Le président du Parlement libanais, Nabih Berri, a déclaré que le Hezbollah est disposé à quitter le sud du Liban, sous réserve de conditions précises. Cette annonce intervient alors que les efforts diplomatiques se multiplient pour tenter de consolider un cessez-le-feu fragile entre Israël et le Liban.

Selon M. Berri, qui s'est exprimé ces derniers jours, la formation politique et militaire chiite serait prête à se retirer de la zone située au sud du fleuve Litani, une région stratégique. Ce retrait serait toutefois conditionné à deux exigences : un départ simultané des forces israéliennes du territoire libanais, et le déploiement de l'armée libanaise dans cette zone pour en assurer la sécurité. Le président du Parlement a précisé que ces dispositions s'inscrivent dans le cadre de la résolution 1701 du Conseil de sécurité des Nations unies, qui avait déjà appelé à la démilitarisation du sud du Liban à l'issue du conflit de 2006.

Un cessez-le-feu conditionnel déjà annoncé

Cette déclaration fait suite à l'annonce, le 4 juin, d'un accord entre Israël et le Liban sur les modalités d'un cessez-le-feu. Celui-ci était explicitement conditionné à un arrêt total des tirs du Hezbollah. Peu après cette annonce, le Hezbollah avait revendiqué des tirs de roquettes contre une position de l'armée israélienne, semblant remettre en cause l'application de la trêve. Depuis, des frappes israéliennes ont été signalées au Liban, faisant plusieurs victimes, selon des sources locales.

La situation sur le terrain reste tendue

Malgré ces annonces diplomatiques, la situation militaire reste précaire. Des témoignages en provenance de la localité de Debbine, dans le sud du pays, font état d'un espoir mesuré parmi la population concernant un éventuel retrait des forces israéliennes. Les habitants constatent la présence militaire israélienne et demeurent dans l'attente d'une désescalade effective.

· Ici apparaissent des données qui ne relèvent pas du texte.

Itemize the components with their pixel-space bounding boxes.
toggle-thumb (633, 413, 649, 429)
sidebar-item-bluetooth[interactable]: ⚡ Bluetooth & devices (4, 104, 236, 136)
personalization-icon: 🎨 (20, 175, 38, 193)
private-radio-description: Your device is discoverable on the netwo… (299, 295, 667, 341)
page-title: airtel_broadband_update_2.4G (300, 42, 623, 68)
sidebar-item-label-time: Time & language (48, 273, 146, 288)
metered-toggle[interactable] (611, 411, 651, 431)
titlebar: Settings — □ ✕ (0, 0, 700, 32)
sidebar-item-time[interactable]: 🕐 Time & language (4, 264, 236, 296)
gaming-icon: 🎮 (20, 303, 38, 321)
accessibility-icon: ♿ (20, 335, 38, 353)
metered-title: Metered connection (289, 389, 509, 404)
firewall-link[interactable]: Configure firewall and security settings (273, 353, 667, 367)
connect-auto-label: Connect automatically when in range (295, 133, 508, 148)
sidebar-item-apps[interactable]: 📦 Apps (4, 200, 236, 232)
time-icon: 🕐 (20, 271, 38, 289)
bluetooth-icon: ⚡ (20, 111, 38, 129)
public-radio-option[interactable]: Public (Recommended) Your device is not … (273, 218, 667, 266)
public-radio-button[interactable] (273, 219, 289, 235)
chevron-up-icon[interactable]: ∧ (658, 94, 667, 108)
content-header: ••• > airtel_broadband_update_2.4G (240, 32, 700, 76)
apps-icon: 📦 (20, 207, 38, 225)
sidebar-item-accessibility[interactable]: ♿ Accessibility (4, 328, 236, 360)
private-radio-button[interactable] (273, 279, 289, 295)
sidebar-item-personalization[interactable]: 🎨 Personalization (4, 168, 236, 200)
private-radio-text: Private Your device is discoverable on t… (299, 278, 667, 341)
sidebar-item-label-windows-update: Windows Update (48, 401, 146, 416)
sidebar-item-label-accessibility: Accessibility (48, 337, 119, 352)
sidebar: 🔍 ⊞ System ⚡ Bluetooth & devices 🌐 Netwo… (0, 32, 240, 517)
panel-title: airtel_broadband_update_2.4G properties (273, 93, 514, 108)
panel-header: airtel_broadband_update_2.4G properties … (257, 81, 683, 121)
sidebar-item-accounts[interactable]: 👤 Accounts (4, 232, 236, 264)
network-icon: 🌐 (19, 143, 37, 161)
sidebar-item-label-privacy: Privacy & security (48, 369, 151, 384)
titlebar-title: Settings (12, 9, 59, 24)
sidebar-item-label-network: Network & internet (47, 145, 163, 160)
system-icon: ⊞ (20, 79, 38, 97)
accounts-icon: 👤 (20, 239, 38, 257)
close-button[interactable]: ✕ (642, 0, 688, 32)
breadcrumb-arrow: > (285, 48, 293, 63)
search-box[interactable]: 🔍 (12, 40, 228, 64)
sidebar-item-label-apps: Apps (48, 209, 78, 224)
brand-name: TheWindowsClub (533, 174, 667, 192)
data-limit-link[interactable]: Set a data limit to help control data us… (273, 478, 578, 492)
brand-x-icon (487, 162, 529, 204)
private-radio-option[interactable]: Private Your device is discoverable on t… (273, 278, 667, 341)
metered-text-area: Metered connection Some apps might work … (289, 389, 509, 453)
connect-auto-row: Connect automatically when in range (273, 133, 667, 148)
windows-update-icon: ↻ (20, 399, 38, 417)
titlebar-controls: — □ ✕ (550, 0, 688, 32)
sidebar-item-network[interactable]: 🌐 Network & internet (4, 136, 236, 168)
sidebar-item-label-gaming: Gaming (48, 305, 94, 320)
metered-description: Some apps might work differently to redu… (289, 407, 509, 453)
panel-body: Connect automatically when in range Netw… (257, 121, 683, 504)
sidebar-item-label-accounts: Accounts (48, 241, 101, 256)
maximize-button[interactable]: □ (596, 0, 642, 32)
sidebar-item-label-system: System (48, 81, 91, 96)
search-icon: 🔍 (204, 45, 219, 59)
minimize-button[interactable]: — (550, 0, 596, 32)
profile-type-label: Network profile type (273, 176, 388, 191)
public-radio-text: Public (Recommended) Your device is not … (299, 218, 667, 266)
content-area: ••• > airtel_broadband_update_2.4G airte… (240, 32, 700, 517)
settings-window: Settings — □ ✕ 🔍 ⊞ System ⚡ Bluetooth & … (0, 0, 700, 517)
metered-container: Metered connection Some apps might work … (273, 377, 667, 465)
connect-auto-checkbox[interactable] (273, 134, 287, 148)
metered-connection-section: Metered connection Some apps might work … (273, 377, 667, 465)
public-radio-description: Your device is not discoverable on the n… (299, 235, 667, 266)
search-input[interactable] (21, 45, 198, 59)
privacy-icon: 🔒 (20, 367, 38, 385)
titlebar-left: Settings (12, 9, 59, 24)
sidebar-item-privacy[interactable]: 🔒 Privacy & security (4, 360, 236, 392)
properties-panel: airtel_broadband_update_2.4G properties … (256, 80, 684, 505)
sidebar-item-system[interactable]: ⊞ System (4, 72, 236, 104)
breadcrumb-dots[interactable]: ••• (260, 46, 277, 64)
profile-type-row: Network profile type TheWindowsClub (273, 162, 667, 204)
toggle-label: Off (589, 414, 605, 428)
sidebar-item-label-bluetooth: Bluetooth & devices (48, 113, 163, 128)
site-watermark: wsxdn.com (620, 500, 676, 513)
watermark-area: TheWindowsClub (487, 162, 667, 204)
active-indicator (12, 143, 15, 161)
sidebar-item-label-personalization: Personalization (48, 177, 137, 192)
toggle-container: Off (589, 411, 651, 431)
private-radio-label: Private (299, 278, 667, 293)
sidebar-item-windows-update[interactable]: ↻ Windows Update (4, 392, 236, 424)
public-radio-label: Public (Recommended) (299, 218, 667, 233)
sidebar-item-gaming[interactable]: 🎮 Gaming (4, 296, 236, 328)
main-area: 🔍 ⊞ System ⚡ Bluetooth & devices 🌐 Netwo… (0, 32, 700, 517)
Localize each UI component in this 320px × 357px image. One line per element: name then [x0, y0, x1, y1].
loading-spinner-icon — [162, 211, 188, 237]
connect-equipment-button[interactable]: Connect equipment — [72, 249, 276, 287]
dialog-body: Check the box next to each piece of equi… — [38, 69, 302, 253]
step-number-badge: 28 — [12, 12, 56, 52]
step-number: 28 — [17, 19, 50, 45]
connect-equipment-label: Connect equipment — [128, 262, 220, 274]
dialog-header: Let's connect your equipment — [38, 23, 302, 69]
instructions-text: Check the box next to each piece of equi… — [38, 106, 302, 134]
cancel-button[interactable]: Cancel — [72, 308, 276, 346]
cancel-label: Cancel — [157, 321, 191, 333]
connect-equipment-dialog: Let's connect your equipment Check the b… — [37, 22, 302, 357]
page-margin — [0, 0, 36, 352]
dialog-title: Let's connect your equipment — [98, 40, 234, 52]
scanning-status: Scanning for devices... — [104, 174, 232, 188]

Le gouvernement libanais, par la voix de ses responsables, insiste sur la nécessité d'une mise en œuvre intégrale de la résolution 1701. Celle-ci prévoit non seulement le retrait des forces étrangères et la démilitarisation des groupes armés au sud du Litani, mais aussi le déploiement exclusif de l'armée libanaise et des Casques bleus de la Force intérimaire des Nations unies au Liban (FINUL) dans cette zone.

Des négociations sous haute pression

Les déclarations de Nabih Berri interviennent dans un contexte de pression internationale accrue pour éviter une escalade régionale. Alors que les discussions diplomatiques se poursuivent, la question du désarmement du Hezbollah et du contrôle territorial par l'État libanais demeure au cœur des négociations. Le président du Parlement, figure politique proche du Hezbollah, joue un rôle de médiateur entre les différentes parties.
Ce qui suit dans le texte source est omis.